ACA has increased its participation in coalition efforts supporting education funding and improved student outcomes. In October, ACA attended the Committee for Education Funding (CEF) Gala, where speakers including Education Secretary Arne Duncan addressed a packed room of educators and education interest group representatives. CEF presented Rep. Todd Platts (R-Pa.), Rep. Chris Van Hollen (D-Md.), Sen. Dick Durbin (D-Ill.) and Sen. Olympia Snowe (R-Maine) with awards recognizing their dedicated work to improve education funding and policies at the federal level.

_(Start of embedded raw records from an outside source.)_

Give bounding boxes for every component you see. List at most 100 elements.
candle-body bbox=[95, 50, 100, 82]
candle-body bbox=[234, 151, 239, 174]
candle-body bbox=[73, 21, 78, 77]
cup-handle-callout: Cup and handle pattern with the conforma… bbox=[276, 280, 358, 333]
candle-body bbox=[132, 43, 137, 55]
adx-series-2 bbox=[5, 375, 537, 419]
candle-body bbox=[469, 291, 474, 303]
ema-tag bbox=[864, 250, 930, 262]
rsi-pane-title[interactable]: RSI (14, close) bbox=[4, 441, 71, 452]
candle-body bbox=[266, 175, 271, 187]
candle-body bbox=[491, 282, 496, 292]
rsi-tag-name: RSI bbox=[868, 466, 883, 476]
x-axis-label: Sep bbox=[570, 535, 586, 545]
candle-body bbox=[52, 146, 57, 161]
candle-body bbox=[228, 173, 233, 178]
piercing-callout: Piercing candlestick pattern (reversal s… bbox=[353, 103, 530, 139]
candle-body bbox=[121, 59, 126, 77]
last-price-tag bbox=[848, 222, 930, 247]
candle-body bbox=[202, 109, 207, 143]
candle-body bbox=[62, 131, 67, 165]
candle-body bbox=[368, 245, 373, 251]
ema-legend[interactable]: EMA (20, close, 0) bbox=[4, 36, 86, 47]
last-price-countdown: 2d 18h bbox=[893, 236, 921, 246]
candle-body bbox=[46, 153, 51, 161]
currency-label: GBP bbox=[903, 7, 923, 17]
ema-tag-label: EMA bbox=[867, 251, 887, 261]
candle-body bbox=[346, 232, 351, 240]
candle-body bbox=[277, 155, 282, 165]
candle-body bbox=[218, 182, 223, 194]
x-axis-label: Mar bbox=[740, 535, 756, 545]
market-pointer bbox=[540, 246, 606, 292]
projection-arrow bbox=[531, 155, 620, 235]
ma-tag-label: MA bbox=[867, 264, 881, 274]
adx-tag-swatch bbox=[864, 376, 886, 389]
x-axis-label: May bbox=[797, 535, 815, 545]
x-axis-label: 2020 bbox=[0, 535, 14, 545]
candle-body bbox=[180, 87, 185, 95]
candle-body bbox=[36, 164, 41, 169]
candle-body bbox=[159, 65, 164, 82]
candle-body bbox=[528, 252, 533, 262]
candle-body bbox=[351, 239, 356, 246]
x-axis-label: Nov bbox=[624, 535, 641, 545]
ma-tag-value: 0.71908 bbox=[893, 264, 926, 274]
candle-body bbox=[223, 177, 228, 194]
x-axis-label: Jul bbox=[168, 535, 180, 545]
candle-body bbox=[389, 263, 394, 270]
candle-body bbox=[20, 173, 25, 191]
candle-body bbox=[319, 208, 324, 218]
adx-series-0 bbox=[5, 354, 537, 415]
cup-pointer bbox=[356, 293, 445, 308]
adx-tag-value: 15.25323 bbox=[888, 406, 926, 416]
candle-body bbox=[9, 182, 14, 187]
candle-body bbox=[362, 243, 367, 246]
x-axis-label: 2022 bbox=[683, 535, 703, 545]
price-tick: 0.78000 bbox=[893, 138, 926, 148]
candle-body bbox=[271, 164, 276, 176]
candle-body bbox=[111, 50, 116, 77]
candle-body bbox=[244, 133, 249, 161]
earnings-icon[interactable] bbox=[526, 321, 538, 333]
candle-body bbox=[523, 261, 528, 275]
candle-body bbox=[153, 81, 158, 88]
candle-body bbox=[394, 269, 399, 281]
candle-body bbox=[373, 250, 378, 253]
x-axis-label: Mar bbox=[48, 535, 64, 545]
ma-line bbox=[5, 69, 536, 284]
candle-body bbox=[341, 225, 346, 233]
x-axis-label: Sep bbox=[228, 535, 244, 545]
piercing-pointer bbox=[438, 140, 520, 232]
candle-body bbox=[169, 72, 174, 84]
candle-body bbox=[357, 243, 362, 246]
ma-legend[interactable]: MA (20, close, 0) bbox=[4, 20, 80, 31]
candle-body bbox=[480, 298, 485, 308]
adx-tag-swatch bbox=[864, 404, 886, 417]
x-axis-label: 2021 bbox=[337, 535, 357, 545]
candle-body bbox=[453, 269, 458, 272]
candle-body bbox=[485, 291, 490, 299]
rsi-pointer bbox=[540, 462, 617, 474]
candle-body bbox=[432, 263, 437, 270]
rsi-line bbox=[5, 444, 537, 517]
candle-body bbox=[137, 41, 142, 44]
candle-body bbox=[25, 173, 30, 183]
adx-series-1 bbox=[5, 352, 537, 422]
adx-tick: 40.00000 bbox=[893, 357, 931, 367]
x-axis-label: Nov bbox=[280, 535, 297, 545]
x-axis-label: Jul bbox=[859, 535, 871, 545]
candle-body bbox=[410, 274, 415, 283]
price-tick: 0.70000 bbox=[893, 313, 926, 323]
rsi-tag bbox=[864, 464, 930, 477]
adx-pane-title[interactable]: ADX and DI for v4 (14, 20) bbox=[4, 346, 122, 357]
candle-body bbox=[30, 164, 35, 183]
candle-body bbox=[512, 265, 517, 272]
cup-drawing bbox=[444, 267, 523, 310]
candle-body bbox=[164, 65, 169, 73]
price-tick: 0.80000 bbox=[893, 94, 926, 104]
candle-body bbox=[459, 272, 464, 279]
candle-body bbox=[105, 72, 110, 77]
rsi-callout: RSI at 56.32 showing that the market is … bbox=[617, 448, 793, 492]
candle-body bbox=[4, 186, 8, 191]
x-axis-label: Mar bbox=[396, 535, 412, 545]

Since 2010, ACA has been a partner and supporter of the College Board National Office for School Counselor Advocacy (NOSCA) “Own the Turf” campaign. NOSCA recently released its second national survey, which takes the pulse of the school counseling profession. The first national survey in 2011, “Counseling at a Crossroads,” found that school counselors were at a point at which they could either become central to student academic achievement in schools or remain on the sidelines as new education efforts ramped up. The 2012 national survey, “True North: Charting the Course to College and Career Readiness,” provides powerful evidence that school counselors and their administrators know how to plot the course of their students’ college and career success. However, significant barriers stand in the way of real progress. The survey identifies barriers such as a lack of focus, training, accountability and resources for counselors, but says that school districts, university programs, public policy and professional organizations can help to overcome these barriers. To read the report, go to counseling.org/publicpolicy. If you have any thoughts on the survey, or input for ACA’s School Counseling Task Force, email Jessica Eagle in ACA’s public policy office at jeagle@counseling.org.

Finally, ACA has joined the America’s Promise Alliance, founded by Gen. Colin Powell. The alliance is the nation’s largest partnership of businesses, nonprofits and other organizations dedicated to 1) ensuring that children get the support they need to succeed, 2) slashing high school dropout rates and 3) helping students graduate ready for college and the 21st-century workforce. Alliance members agree to support “Five Promises” for young people: caring adults, safe places, a healthy start, effective education and opportunities to help others. School counselors are a critical component of this work, and ACA will be promoting school counseling’s role to its partners in the America’s Promise Alliance. In February, ACA will attend the alliance’s Grad Nation Summit, which will focus on successful local, state and national education initiatives.